Two common patterns:

Reuse ESPnet models

from espnet3.components.model import LitESPnetModel
from espnet3.utils.task import get_espnet_model

espnet_model = get_espnet_model(task="asr", config=cfg.model)
model = LitESPnetModel(espnet_model)

Instantiate custom models

import hydra
from espnet3.components.model import LitESPnetModel

custom_model = hydra.utils.instantiate(cfg.model)
model = LitESPnetModel(custom_model)

Both feed directly into the Lightning trainer specified by trainer.

Optimisers and schedulers

ESPnet3 supports single or multiple optimiser setups. See doc/espnet3/optimizer_configuration.md for the rules enforced by LitESPnetModel.configure_optimizers (matching parameter groups, scheduler counts, etc.).

Dataloader configuration

Attach dataloader settings under dataloader to control collate functions, samplers, and dataset instantiation via Hydra. Example with Lhotse:

dataloader:
  collate_fn:
    _target_: espnet2.train.collate_fn.CommonCollateFn
    int_pad_value: -1
  train:
    dataset:
      _target_: lhotse.dataset.speech_recognition.K2SpeechRecognitionDataset
      input_strategy:
        _target_: lhotse.dataset.OnTheFlyFeatures
        extractor:
          _target_: lhotse.Fbank
    sampler:
      _target_: lhotse.dataset.sampling.SimpleCutSampler
      max_cuts: 20
      shuffle: true
  valid:
    dataset:
      _target_: lhotse.dataset.speech_recognition.K2SpeechRecognitionDataset
      input_strategy:
        _target_: lhotse.dataset.OnTheFlyFeatures
        extractor:
          _target_: lhotse.Fbank
    sampler:
      _target_: lhotse.dataset.sampling.SimpleCutSampler
      max_cuts: 20
      shuffle: false

Trainer parameters

Most fields under trainer are passed straight to lightning.pytorch.Trainer.
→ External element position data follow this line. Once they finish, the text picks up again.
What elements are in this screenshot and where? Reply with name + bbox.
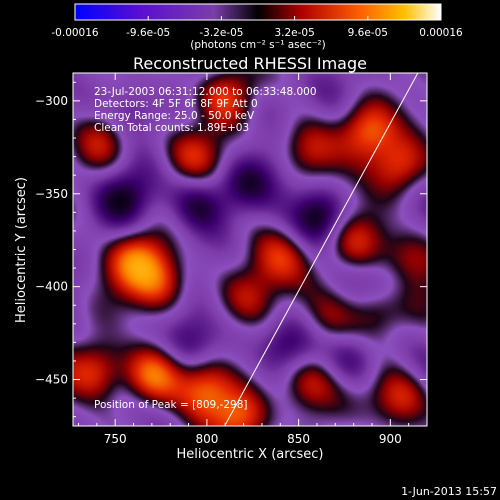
x-tick-label: 900	[379, 432, 402, 446]
colorbar-tick-label: -0.00016	[51, 27, 99, 39]
annotation-energy-range: Energy Range: 25.0 - 50.0 keV	[94, 110, 255, 122]
colorbar-tick-label: 3.2e-05	[274, 27, 314, 39]
colorbar-ticks: -0.00016 -9.6e-05 -3.2e-05 3.2e-05 9.6e-05 0.…	[51, 16, 463, 39]
colorbar-tick-label: -3.2e-05	[199, 27, 243, 39]
chart-title: Reconstructed RHESSI Image	[133, 54, 367, 73]
footer-date: 1-Jun-2013 15:57	[401, 485, 497, 498]
y-tick-label: −450	[35, 373, 68, 387]
annotation-clean-counts: Clean Total counts: 1.89E+03	[94, 122, 249, 134]
peak-position-label: Position of Peak = [809,-298]	[94, 399, 248, 411]
colorbar	[74, 3, 442, 21]
axis-ticks: 750 800 850 900 −300 −350 −400 −450	[35, 73, 428, 446]
annotation-time-range: 23-Jul-2003 06:31:12.000 to 06:33:48.000	[94, 86, 317, 98]
y-tick-label: −300	[35, 94, 68, 108]
colorbar-tick-label: 0.00016	[419, 27, 463, 39]
x-tick-label: 750	[104, 432, 127, 446]
colorbar-tick-label: 9.6e-05	[348, 27, 388, 39]
x-tick-label: 800	[195, 432, 218, 446]
solar-limb-line	[224, 73, 419, 426]
heatmap-image	[73, 73, 427, 426]
colorbar-unit-label: (photons cm⁻² s⁻¹ asec⁻²)	[190, 39, 325, 51]
x-axis-label: Heliocentric X (arcsec)	[177, 447, 324, 462]
y-tick-label: −350	[35, 187, 68, 201]
annotation-detectors: Detectors: 4F 5F 6F 8F 9F Att 0	[94, 98, 258, 110]
colorbar-tick-label: -9.6e-05	[126, 27, 170, 39]
x-tick-label: 850	[287, 432, 310, 446]
y-tick-label: −400	[35, 280, 68, 294]
y-axis-label: Heliocentric Y (arcsec)	[14, 177, 29, 323]
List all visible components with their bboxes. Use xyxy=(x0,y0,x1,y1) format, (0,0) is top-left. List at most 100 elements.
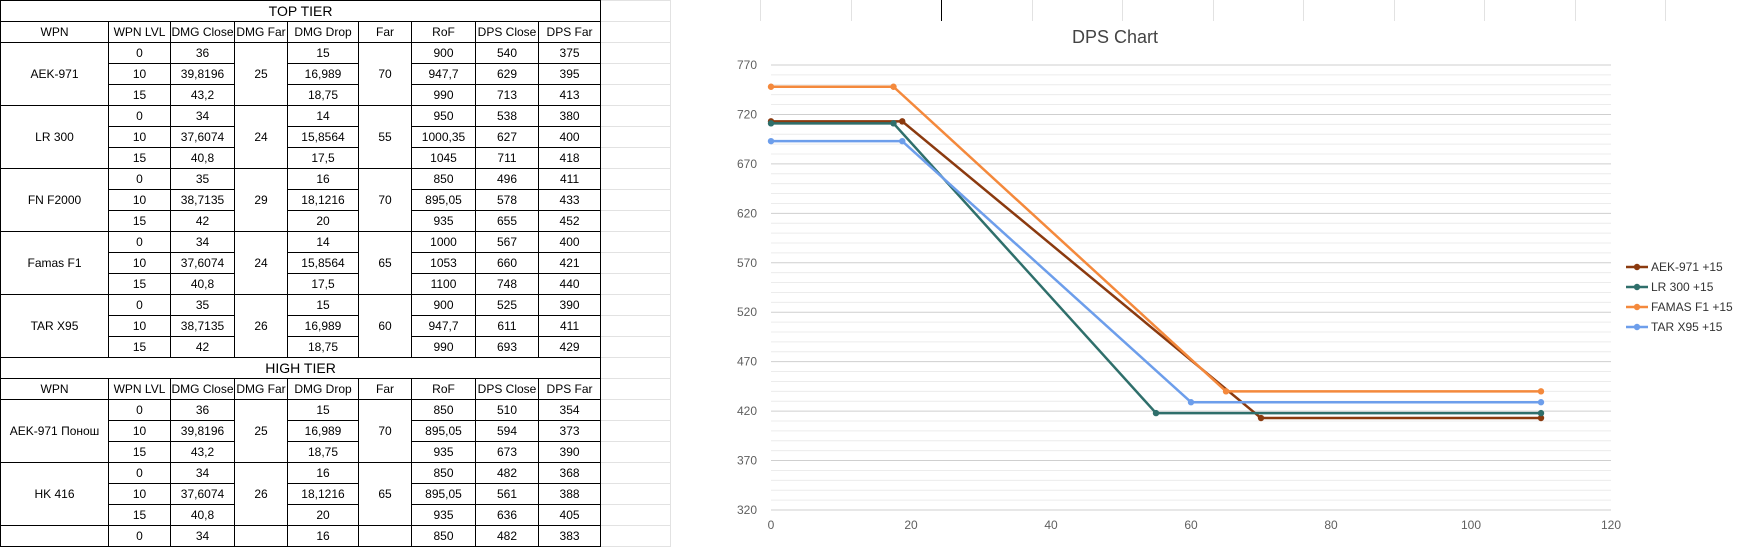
cell[interactable]: 35 xyxy=(170,294,235,316)
cell[interactable]: 950 xyxy=(411,105,476,127)
cell[interactable]: 452 xyxy=(537,210,602,232)
dmg-far-cell[interactable]: 26 xyxy=(234,294,288,358)
cell[interactable]: 15 xyxy=(287,399,359,421)
cell[interactable]: 400 xyxy=(537,126,602,148)
cell[interactable]: 935 xyxy=(411,504,476,526)
column-header[interactable]: RoF xyxy=(411,378,476,400)
empty-cell[interactable] xyxy=(600,105,672,127)
column-header[interactable]: DMG Close xyxy=(170,21,235,43)
cell[interactable]: 375 xyxy=(537,42,602,64)
cell[interactable]: 354 xyxy=(537,399,602,421)
cell[interactable]: 990 xyxy=(411,336,476,358)
empty-cell[interactable] xyxy=(600,357,672,379)
cell[interactable]: 395 xyxy=(537,63,602,85)
cell[interactable]: 36 xyxy=(170,42,235,64)
cell[interactable]: 850 xyxy=(411,525,476,547)
empty-cell[interactable] xyxy=(600,441,672,463)
cell[interactable]: 10 xyxy=(108,63,171,85)
column-header[interactable]: RoF xyxy=(411,21,476,43)
cell[interactable]: 440 xyxy=(537,273,602,295)
empty-cell[interactable] xyxy=(600,63,672,85)
far-cell[interactable]: 70 xyxy=(358,168,412,232)
cell[interactable]: 561 xyxy=(475,483,539,505)
cell[interactable]: 400 xyxy=(537,231,602,253)
cell[interactable]: 496 xyxy=(475,168,539,190)
cell[interactable]: 34 xyxy=(170,525,235,547)
weapon-name-cell[interactable]: Famas F1 xyxy=(0,231,109,295)
cell[interactable]: 16,989 xyxy=(287,420,359,442)
cell[interactable]: 413 xyxy=(537,84,602,106)
cell[interactable]: 1000 xyxy=(411,231,476,253)
cell[interactable]: 850 xyxy=(411,399,476,421)
empty-cell[interactable] xyxy=(600,378,672,400)
cell[interactable]: 40,8 xyxy=(170,273,235,295)
cell[interactable]: 380 xyxy=(537,105,602,127)
cell[interactable]: 0 xyxy=(108,105,171,127)
cell[interactable]: 16,989 xyxy=(287,63,359,85)
cell[interactable]: 17,5 xyxy=(287,273,359,295)
cell[interactable]: 37,6074 xyxy=(170,252,235,274)
cell[interactable]: 1000,35 xyxy=(411,126,476,148)
dmg-far-cell[interactable]: 25 xyxy=(234,42,288,106)
cell[interactable]: 390 xyxy=(537,294,602,316)
cell[interactable]: 947,7 xyxy=(411,315,476,337)
cell[interactable]: 38,7135 xyxy=(170,315,235,337)
column-header[interactable]: DPS Far xyxy=(537,21,602,43)
cell[interactable]: 43,2 xyxy=(170,441,235,463)
cell[interactable]: 405 xyxy=(537,504,602,526)
cell[interactable]: 947,7 xyxy=(411,63,476,85)
cell[interactable]: 15,8564 xyxy=(287,252,359,274)
cell[interactable]: 411 xyxy=(537,168,602,190)
cell[interactable]: 20 xyxy=(287,210,359,232)
cell[interactable]: 18,1216 xyxy=(287,189,359,211)
cell[interactable]: 15 xyxy=(108,504,171,526)
cell[interactable]: 429 xyxy=(537,336,602,358)
far-cell[interactable]: 65 xyxy=(358,462,412,526)
cell[interactable]: 10 xyxy=(108,189,171,211)
empty-cell[interactable] xyxy=(600,189,672,211)
cell[interactable]: 0 xyxy=(108,168,171,190)
cell[interactable]: 388 xyxy=(537,483,602,505)
column-header[interactable]: DMG Close xyxy=(170,378,235,400)
empty-cell[interactable] xyxy=(600,231,672,253)
empty-cell[interactable] xyxy=(600,336,672,358)
cell[interactable]: 850 xyxy=(411,462,476,484)
dmg-far-cell[interactable] xyxy=(234,525,288,547)
cell[interactable]: 711 xyxy=(475,147,539,169)
cell[interactable]: 693 xyxy=(475,336,539,358)
empty-cell[interactable] xyxy=(600,210,672,232)
cell[interactable]: 0 xyxy=(108,42,171,64)
cell[interactable]: 16 xyxy=(287,462,359,484)
column-header[interactable]: WPN xyxy=(0,378,109,400)
dmg-far-cell[interactable]: 26 xyxy=(234,462,288,526)
cell[interactable]: 510 xyxy=(475,399,539,421)
empty-cell[interactable] xyxy=(600,462,672,484)
cell[interactable]: 900 xyxy=(411,42,476,64)
cell[interactable]: 15 xyxy=(287,294,359,316)
cell[interactable]: 1053 xyxy=(411,252,476,274)
column-header[interactable]: Far xyxy=(358,378,412,400)
empty-cell[interactable] xyxy=(600,483,672,505)
column-header[interactable]: DPS Close xyxy=(475,21,539,43)
far-cell[interactable]: 55 xyxy=(358,105,412,169)
cell[interactable]: 0 xyxy=(108,399,171,421)
cell[interactable]: 673 xyxy=(475,441,539,463)
column-header[interactable]: WPN LVL xyxy=(108,378,171,400)
cell[interactable]: 34 xyxy=(170,105,235,127)
cell[interactable]: 1100 xyxy=(411,273,476,295)
cell[interactable]: 895,05 xyxy=(411,189,476,211)
empty-cell[interactable] xyxy=(600,252,672,274)
cell[interactable]: 655 xyxy=(475,210,539,232)
high-tier-title[interactable]: HIGH TIER xyxy=(0,357,602,379)
cell[interactable]: 15 xyxy=(108,336,171,358)
empty-cell[interactable] xyxy=(600,147,672,169)
cell[interactable]: 16 xyxy=(287,168,359,190)
weapon-name-cell[interactable]: LR 300 xyxy=(0,105,109,169)
empty-cell[interactable] xyxy=(600,21,672,43)
cell[interactable]: 900 xyxy=(411,294,476,316)
cell[interactable]: 660 xyxy=(475,252,539,274)
cell[interactable]: 0 xyxy=(108,294,171,316)
empty-cell[interactable] xyxy=(600,126,672,148)
cell[interactable]: 39,8196 xyxy=(170,420,235,442)
cell[interactable]: 14 xyxy=(287,231,359,253)
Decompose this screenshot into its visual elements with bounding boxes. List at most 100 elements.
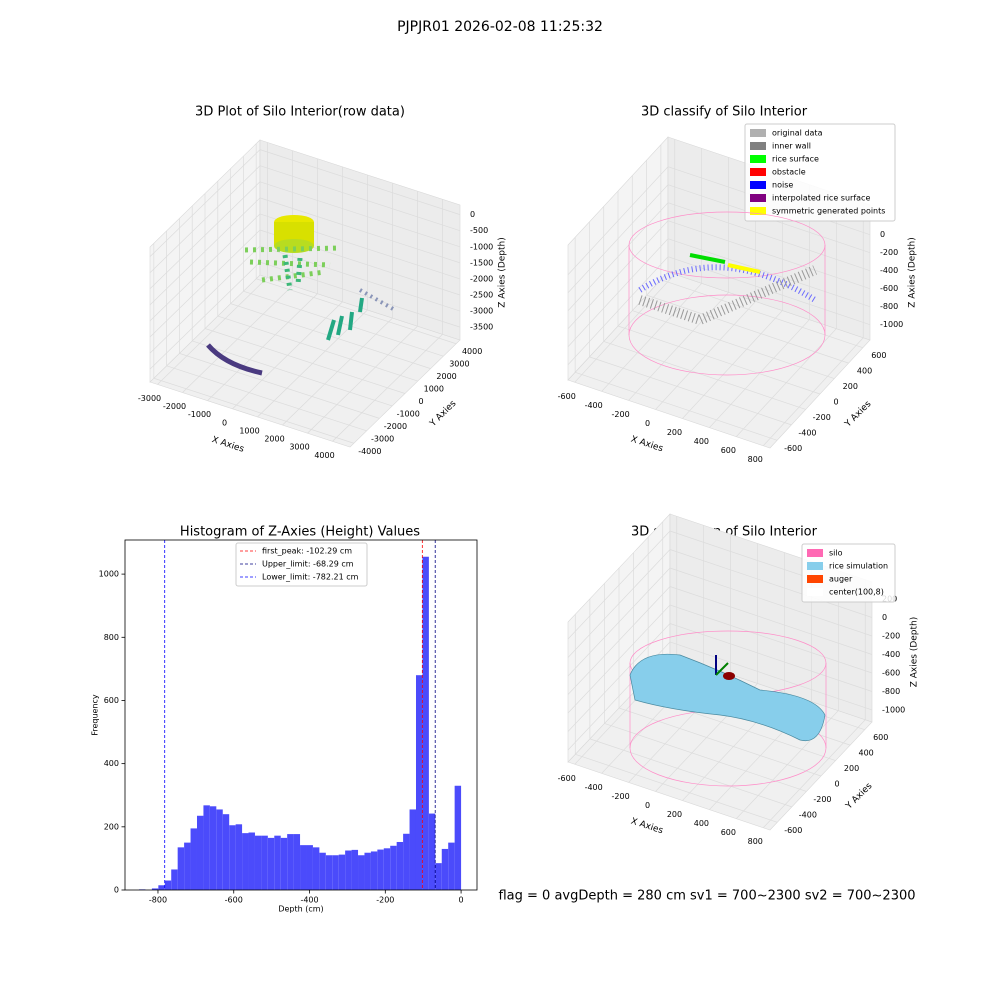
bar [390,845,397,890]
y-tick-label: -200 [813,413,831,422]
grid-line [575,371,778,441]
legend-swatch [807,549,823,557]
legend-label: first_peak: -102.29 cm [262,547,352,556]
grid-line [567,530,671,640]
grid-line [149,245,261,354]
grid-line [256,278,457,345]
legend-swatch [807,562,823,570]
x-tick-label: -600 [225,896,243,905]
legend-swatch [750,129,766,137]
grid-line [567,586,671,695]
bar [254,835,262,890]
grid-line [149,229,261,338]
y-tick-label: -1000 [397,409,420,418]
bar [454,785,462,890]
bar [203,805,210,890]
bar [216,809,223,890]
grid-line [153,377,354,444]
grid-line [179,353,380,419]
grid-line [149,181,261,290]
y-tick-label: 600 [104,696,119,705]
deco-shape [689,253,726,264]
z-tick-label: 0 [880,230,885,239]
bar [338,854,346,890]
back-pane [259,139,461,341]
grid-line [667,238,871,308]
z-axis-label: Z Axies (Depth) [908,237,918,308]
y-tick-label: 600 [873,733,888,742]
x-tick-label: -600 [558,774,576,783]
x-tick-label: -200 [612,792,630,801]
x-tick-label: 0 [459,896,464,905]
bar [229,825,236,890]
bar [306,845,313,890]
grid-line [667,220,871,290]
x-tick-label: 0 [645,801,650,810]
x-tick-label: 600 [721,828,736,837]
legend-box [744,123,896,222]
y-tick-label: -3000 [371,434,394,443]
deco-shape [244,245,341,283]
bar [345,850,352,890]
deco-shape [638,264,817,303]
legend-label: rice surface [772,155,819,164]
grid-line [669,549,873,618]
bar [293,834,301,890]
x-tick-label: 800 [748,837,763,846]
z-tick-label: -3000 [470,307,493,316]
bar [196,815,204,890]
bar [332,855,339,890]
deco-shape [723,672,735,680]
footer-text: flag = 0 avgDepth = 280 cm sv1 = 700~230… [498,889,915,904]
z-tick-label: -1000 [880,320,903,329]
x-tick-label: 2000 [264,435,284,444]
grid-line [660,279,863,349]
bar [448,842,455,890]
bar [222,814,230,890]
legend-swatch [750,155,766,163]
bar [209,806,217,890]
grid-line [259,165,461,232]
y-tick-label: 400 [857,367,872,376]
x-tick-label: 1000 [239,426,259,435]
y-tick-label: 1000 [99,570,119,579]
bar [415,675,423,890]
grid-line [669,567,873,637]
bar [428,813,436,890]
x-tick-label: 400 [694,819,709,828]
y-tick-label: 600 [871,351,886,360]
bar [351,849,359,890]
z-tick-label: -600 [882,668,900,677]
z-tick-label: -600 [880,284,898,293]
x-tick-label: -3000 [138,394,161,403]
y-tick-label: 3000 [449,360,469,369]
bar [184,842,191,890]
x-tick-label: 600 [721,446,736,455]
deco-shape [359,288,396,312]
deco-shape [282,254,303,291]
deco-shape [206,343,263,376]
y-tick-label: 200 [104,822,119,831]
legend-box [235,542,368,587]
bar [312,847,320,890]
bar [267,837,275,890]
grid-line [149,149,261,257]
grid-line [192,340,393,407]
legend-label: noise [772,181,793,190]
y-axis-label: Frequency [91,694,100,736]
legend-swatch [750,181,766,189]
legend-swatch [807,575,823,583]
bar [364,852,371,890]
grid-line [567,184,669,293]
grid-line [259,181,461,248]
grid-line [669,641,873,711]
grid-line [204,328,406,394]
bar [235,824,243,890]
plot-frame [124,539,478,891]
x-tick-label: -400 [300,896,318,905]
x-tick-label: -600 [558,392,576,401]
z-tick-label: -1000 [882,705,905,714]
y-tick-label: 200 [844,764,859,773]
legend-label: obstacle [772,168,806,177]
x-tick-label: -400 [585,783,603,792]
Objects that need construction (loggers, callbacks, profilers) should be listed with _target_ entries so ESPnet3 can instantiate them before handing them to Lightning.

trainer:
  accelerator: gpu
  devices: 4
  num_nodes: 1
  accumulate_grad_batches: 1
  gradient_clip_val: 1.0
  log_every_n_steps: 500
  max_epochs: 70

  logger:
    - _target_: lightning.pytorch.loggers.TensorBoardLogger
      save_dir: ${expdir}/tensorboard
      name: tb_logger

  callbacks:
    # This AverageCheckpointsCallback is included as a default callback without writing here.
    # We included this as an example.
    - _target_: espnet3.components.callbacks.AverageCheckpointsCallback
      output_dir: ${expdir}
      best_ckpt_callbacks: []

With this structure, ESPnet3 configurations stay modular while scaling from single-GPU experiments to large cluster runs with minimal changes.